Alcuni resti fossili, rinvenuti in Africa, potrebbero cambiare le attuali conoscenze sull’evoluzione umana. Ne ha dato notizia la prestigiosa rivista scientifica Science.
I ritrovati appartengono a un ominide vissuto poco meno di 2 milioni di anni fa nell’attuale Sudafrica e chiamato Australopitecus sediba, dal nome della località in cui sono stati trovati i resti, 50 chilometri a nordovest di Johannesburg.
In totale sono 220 i frammenti ritrovati, appartenenti a 5 individui, alcuni dei quali si sono mantenuti incredibilmente integri nel corso dei milioni di anni, e presentano ancora resti organici, che hanno permesso agli scienziati di effettuare numerosi test molto affidabili.
Innanzitutto la datazione, 1 milione e 997mila anni fa, con un margine di errore di soli 3mila anni.
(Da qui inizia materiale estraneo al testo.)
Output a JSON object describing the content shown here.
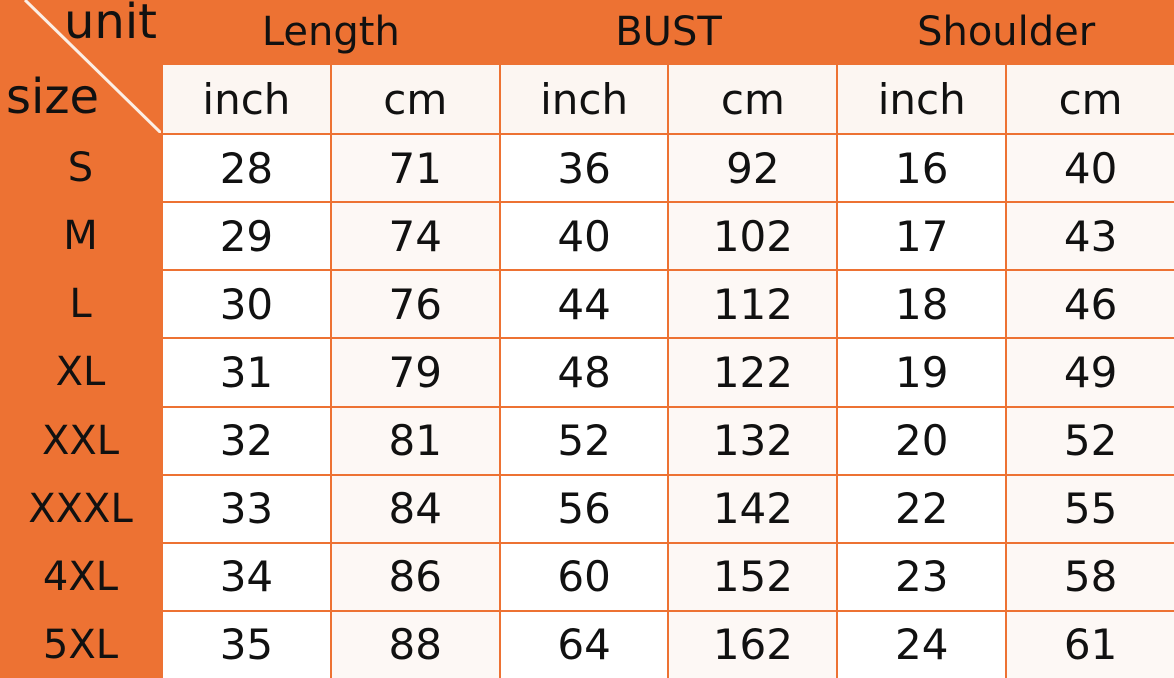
{
  "corner": {
    "unit_label": "unit",
    "size_label": "size"
  },
  "groups": [
    "Length",
    "BUST",
    "Shoulder"
  ],
  "units": [
    "inch",
    "cm",
    "inch",
    "cm",
    "inch",
    "cm"
  ],
  "rows": [
    {
      "size": "S",
      "values": [
        "28",
        "71",
        "36",
        "92",
        "16",
        "40"
      ]
    },
    {
      "size": "M",
      "values": [
        "29",
        "74",
        "40",
        "102",
        "17",
        "43"
      ]
    },
    {
      "size": "L",
      "values": [
        "30",
        "76",
        "44",
        "112",
        "18",
        "46"
      ]
    },
    {
      "size": "XL",
      "values": [
        "31",
        "79",
        "48",
        "122",
        "19",
        "49"
      ]
    },
    {
      "size": "XXL",
      "values": [
        "32",
        "81",
        "52",
        "132",
        "20",
        "52"
      ]
    },
    {
      "size": "XXXL",
      "values": [
        "33",
        "84",
        "56",
        "142",
        "22",
        "55"
      ]
    },
    {
      "size": "4XL",
      "values": [
        "34",
        "86",
        "60",
        "152",
        "23",
        "58"
      ]
    },
    {
      "size": "5XL",
      "values": [
        "35",
        "88",
        "64",
        "162",
        "24",
        "61"
      ]
    }
  ],
  "colors": {
    "accent": "#ED7233",
    "cell": "#FFFFFF"
  }
}
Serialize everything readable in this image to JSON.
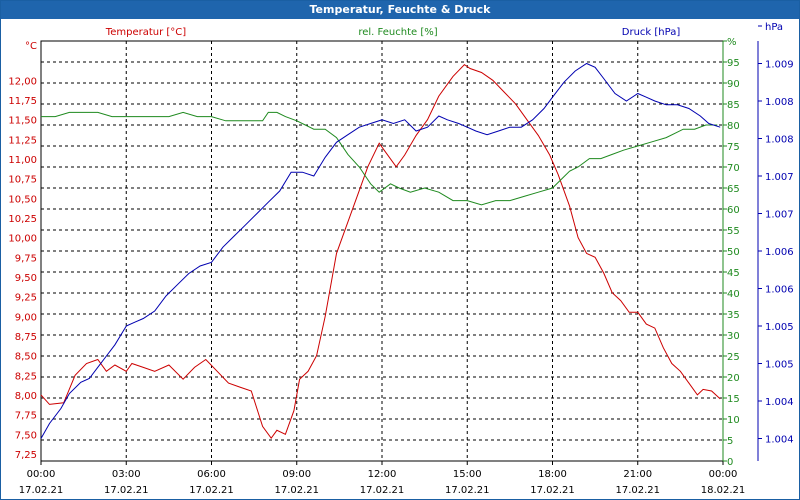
{
  "window": {
    "title": "Temperatur, Feuchte & Druck"
  },
  "colors": {
    "temperature": "#cc0000",
    "humidity": "#1f8a1f",
    "pressure": "#0000b0",
    "grid": "#000000",
    "titlebar": "#1f65ad"
  },
  "chart_data": {
    "type": "line",
    "title": "Temperatur, Feuchte & Druck",
    "legend": [
      "Temperatur [°C]",
      "rel. Feuchte [%]",
      "Druck [hPa]"
    ],
    "x_ticks": [
      {
        "t": 0,
        "time": "00:00",
        "date": "17.02.21"
      },
      {
        "t": 3,
        "time": "03:00",
        "date": "17.02.21"
      },
      {
        "t": 6,
        "time": "06:00",
        "date": "17.02.21"
      },
      {
        "t": 9,
        "time": "09:00",
        "date": "17.02.21"
      },
      {
        "t": 12,
        "time": "12:00",
        "date": "17.02.21"
      },
      {
        "t": 15,
        "time": "15:00",
        "date": "17.02.21"
      },
      {
        "t": 18,
        "time": "18:00",
        "date": "17.02.21"
      },
      {
        "t": 21,
        "time": "21:00",
        "date": "17.02.21"
      },
      {
        "t": 24,
        "time": "00:00",
        "date": "18.02.21"
      }
    ],
    "xlim": [
      0,
      24
    ],
    "axes": {
      "temperature": {
        "unit": "°C",
        "ylim": [
          7.16,
          12.5
        ],
        "ticks": [
          "7,25",
          "7,50",
          "7,75",
          "8,00",
          "8,25",
          "8,50",
          "8,75",
          "9,00",
          "9,25",
          "9,50",
          "9,75",
          "10,00",
          "10,25",
          "10,50",
          "10,75",
          "11,00",
          "11,25",
          "11,50",
          "11,75",
          "12,00"
        ],
        "tick_values": [
          7.25,
          7.5,
          7.75,
          8.0,
          8.25,
          8.5,
          8.75,
          9.0,
          9.25,
          9.5,
          9.75,
          10.0,
          10.25,
          10.5,
          10.75,
          11.0,
          11.25,
          11.5,
          11.75,
          12.0
        ]
      },
      "humidity": {
        "unit": "%",
        "ylim": [
          0,
          100
        ],
        "ticks": [
          "0",
          "5",
          "10",
          "15",
          "20",
          "25",
          "30",
          "35",
          "40",
          "45",
          "50",
          "55",
          "60",
          "65",
          "70",
          "75",
          "80",
          "85",
          "90",
          "95",
          "%"
        ],
        "tick_values": [
          0,
          5,
          10,
          15,
          20,
          25,
          30,
          35,
          40,
          45,
          50,
          55,
          60,
          65,
          70,
          75,
          80,
          85,
          90,
          95,
          100
        ]
      },
      "pressure": {
        "unit": "hPa",
        "ylim": [
          1003.5,
          1009.1
        ],
        "ticks": [
          "1.004",
          "1.004",
          "1.005",
          "1.005",
          "1.006",
          "1.006",
          "1.007",
          "1.007",
          "1.008",
          "1.008",
          "1.009",
          "hPa"
        ],
        "tick_values": [
          1003.8,
          1004.3,
          1004.8,
          1005.3,
          1005.8,
          1006.3,
          1006.8,
          1007.3,
          1007.8,
          1008.3,
          1008.8,
          1009.3
        ]
      }
    },
    "series": [
      {
        "name": "Temperatur [°C]",
        "axis": "temperature",
        "points": [
          [
            0,
            8.0
          ],
          [
            0.3,
            7.88
          ],
          [
            0.8,
            7.9
          ],
          [
            1.2,
            8.25
          ],
          [
            1.6,
            8.4
          ],
          [
            2.0,
            8.45
          ],
          [
            2.3,
            8.3
          ],
          [
            2.6,
            8.38
          ],
          [
            3.0,
            8.3
          ],
          [
            3.2,
            8.4
          ],
          [
            3.6,
            8.35
          ],
          [
            4.0,
            8.3
          ],
          [
            4.5,
            8.38
          ],
          [
            5.0,
            8.2
          ],
          [
            5.4,
            8.35
          ],
          [
            5.8,
            8.45
          ],
          [
            6.2,
            8.3
          ],
          [
            6.6,
            8.15
          ],
          [
            7.0,
            8.1
          ],
          [
            7.4,
            8.05
          ],
          [
            7.8,
            7.6
          ],
          [
            8.1,
            7.45
          ],
          [
            8.3,
            7.55
          ],
          [
            8.6,
            7.5
          ],
          [
            8.9,
            7.8
          ],
          [
            9.1,
            8.2
          ],
          [
            9.4,
            8.3
          ],
          [
            9.7,
            8.5
          ],
          [
            10.0,
            9.0
          ],
          [
            10.4,
            9.8
          ],
          [
            10.8,
            10.2
          ],
          [
            11.2,
            10.6
          ],
          [
            11.5,
            10.9
          ],
          [
            11.9,
            11.2
          ],
          [
            12.1,
            11.1
          ],
          [
            12.5,
            10.9
          ],
          [
            12.8,
            11.05
          ],
          [
            13.2,
            11.3
          ],
          [
            13.6,
            11.5
          ],
          [
            14.0,
            11.8
          ],
          [
            14.5,
            12.05
          ],
          [
            14.9,
            12.2
          ],
          [
            15.1,
            12.15
          ],
          [
            15.5,
            12.1
          ],
          [
            15.9,
            12.0
          ],
          [
            16.3,
            11.85
          ],
          [
            16.7,
            11.7
          ],
          [
            17.1,
            11.5
          ],
          [
            17.5,
            11.3
          ],
          [
            17.9,
            11.05
          ],
          [
            18.2,
            10.8
          ],
          [
            18.6,
            10.4
          ],
          [
            18.9,
            10.0
          ],
          [
            19.2,
            9.8
          ],
          [
            19.5,
            9.75
          ],
          [
            19.8,
            9.55
          ],
          [
            20.1,
            9.3
          ],
          [
            20.4,
            9.2
          ],
          [
            20.7,
            9.05
          ],
          [
            21.0,
            9.05
          ],
          [
            21.3,
            8.9
          ],
          [
            21.6,
            8.85
          ],
          [
            21.9,
            8.6
          ],
          [
            22.2,
            8.4
          ],
          [
            22.5,
            8.3
          ],
          [
            22.8,
            8.15
          ],
          [
            23.1,
            8.0
          ],
          [
            23.3,
            8.07
          ],
          [
            23.6,
            8.05
          ],
          [
            23.9,
            7.95
          ]
        ]
      },
      {
        "name": "rel. Feuchte [%]",
        "axis": "humidity",
        "points": [
          [
            0,
            82
          ],
          [
            0.5,
            82
          ],
          [
            1.0,
            83
          ],
          [
            1.5,
            83
          ],
          [
            2.0,
            83
          ],
          [
            2.5,
            82
          ],
          [
            3.0,
            82
          ],
          [
            3.5,
            82
          ],
          [
            4.0,
            82
          ],
          [
            4.5,
            82
          ],
          [
            5.0,
            83
          ],
          [
            5.5,
            82
          ],
          [
            6.0,
            82
          ],
          [
            6.5,
            81
          ],
          [
            7.0,
            81
          ],
          [
            7.5,
            81
          ],
          [
            7.8,
            81
          ],
          [
            8.0,
            83
          ],
          [
            8.3,
            83
          ],
          [
            8.6,
            82
          ],
          [
            9.0,
            81
          ],
          [
            9.3,
            80
          ],
          [
            9.6,
            79
          ],
          [
            10.0,
            79
          ],
          [
            10.4,
            77
          ],
          [
            10.8,
            73
          ],
          [
            11.2,
            70
          ],
          [
            11.6,
            66
          ],
          [
            11.9,
            64
          ],
          [
            12.3,
            66
          ],
          [
            12.6,
            65
          ],
          [
            13.0,
            64
          ],
          [
            13.5,
            65
          ],
          [
            14.0,
            64
          ],
          [
            14.5,
            62
          ],
          [
            15.0,
            62
          ],
          [
            15.5,
            61
          ],
          [
            16.0,
            62
          ],
          [
            16.5,
            62
          ],
          [
            17.0,
            63
          ],
          [
            17.5,
            64
          ],
          [
            18.0,
            65
          ],
          [
            18.3,
            67
          ],
          [
            18.6,
            69
          ],
          [
            18.9,
            70
          ],
          [
            19.3,
            72
          ],
          [
            19.7,
            72
          ],
          [
            20.1,
            73
          ],
          [
            20.5,
            74
          ],
          [
            21.0,
            75
          ],
          [
            21.5,
            76
          ],
          [
            22.0,
            77
          ],
          [
            22.3,
            78
          ],
          [
            22.6,
            79
          ],
          [
            23.0,
            79
          ],
          [
            23.4,
            80
          ],
          [
            23.8,
            80
          ]
        ]
      },
      {
        "name": "Druck [hPa]",
        "axis": "pressure",
        "points": [
          [
            0,
            1003.8
          ],
          [
            0.3,
            1004.0
          ],
          [
            0.7,
            1004.2
          ],
          [
            1.0,
            1004.4
          ],
          [
            1.4,
            1004.55
          ],
          [
            1.7,
            1004.6
          ],
          [
            2.0,
            1004.75
          ],
          [
            2.3,
            1004.9
          ],
          [
            2.6,
            1005.05
          ],
          [
            3.0,
            1005.3
          ],
          [
            3.3,
            1005.35
          ],
          [
            3.6,
            1005.4
          ],
          [
            4.0,
            1005.5
          ],
          [
            4.4,
            1005.7
          ],
          [
            4.8,
            1005.85
          ],
          [
            5.2,
            1006.0
          ],
          [
            5.6,
            1006.1
          ],
          [
            6.0,
            1006.15
          ],
          [
            6.4,
            1006.35
          ],
          [
            6.8,
            1006.5
          ],
          [
            7.2,
            1006.65
          ],
          [
            7.6,
            1006.8
          ],
          [
            8.0,
            1006.95
          ],
          [
            8.4,
            1007.1
          ],
          [
            8.8,
            1007.35
          ],
          [
            9.2,
            1007.35
          ],
          [
            9.6,
            1007.3
          ],
          [
            10.0,
            1007.55
          ],
          [
            10.4,
            1007.75
          ],
          [
            10.8,
            1007.85
          ],
          [
            11.2,
            1007.95
          ],
          [
            11.6,
            1008.0
          ],
          [
            12.0,
            1008.05
          ],
          [
            12.4,
            1008.0
          ],
          [
            12.8,
            1008.05
          ],
          [
            13.2,
            1007.9
          ],
          [
            13.6,
            1007.95
          ],
          [
            14.0,
            1008.1
          ],
          [
            14.3,
            1008.05
          ],
          [
            14.7,
            1008.0
          ],
          [
            15.0,
            1007.95
          ],
          [
            15.3,
            1007.9
          ],
          [
            15.7,
            1007.85
          ],
          [
            16.1,
            1007.9
          ],
          [
            16.5,
            1007.95
          ],
          [
            16.9,
            1007.95
          ],
          [
            17.3,
            1008.05
          ],
          [
            17.7,
            1008.2
          ],
          [
            18.0,
            1008.35
          ],
          [
            18.4,
            1008.55
          ],
          [
            18.8,
            1008.7
          ],
          [
            19.2,
            1008.8
          ],
          [
            19.5,
            1008.75
          ],
          [
            19.8,
            1008.6
          ],
          [
            20.2,
            1008.4
          ],
          [
            20.6,
            1008.3
          ],
          [
            21.0,
            1008.4
          ],
          [
            21.3,
            1008.35
          ],
          [
            21.6,
            1008.3
          ],
          [
            22.0,
            1008.25
          ],
          [
            22.4,
            1008.25
          ],
          [
            22.8,
            1008.2
          ],
          [
            23.2,
            1008.1
          ],
          [
            23.5,
            1008.0
          ],
          [
            23.9,
            1007.95
          ]
        ]
      }
    ]
  }
}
Analizzando la conformazione cranica e del cervello si sono notate molte differenze rispetto agli attuali modelli che si consideravano appropriati per delineare il passaggio dalla scimmia all’uomo.
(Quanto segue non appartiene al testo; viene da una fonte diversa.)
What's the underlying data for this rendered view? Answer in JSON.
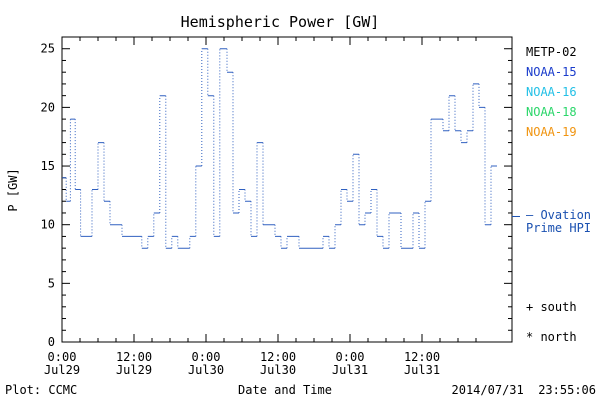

La mano dell’Australopitecus sediba era in grado di afferrare e manipolare gli oggetti, le sue gambe un incrocio tra quelle umane e quelle dell’animale.
Un essere più evoluto di una scimmia, con una struttura celebrale più complessa e avanzata, che secondo alcuni esperti potrebbe rappresentare l’anello di congiunzione, finora mancante, tra la scimmia all’uomo.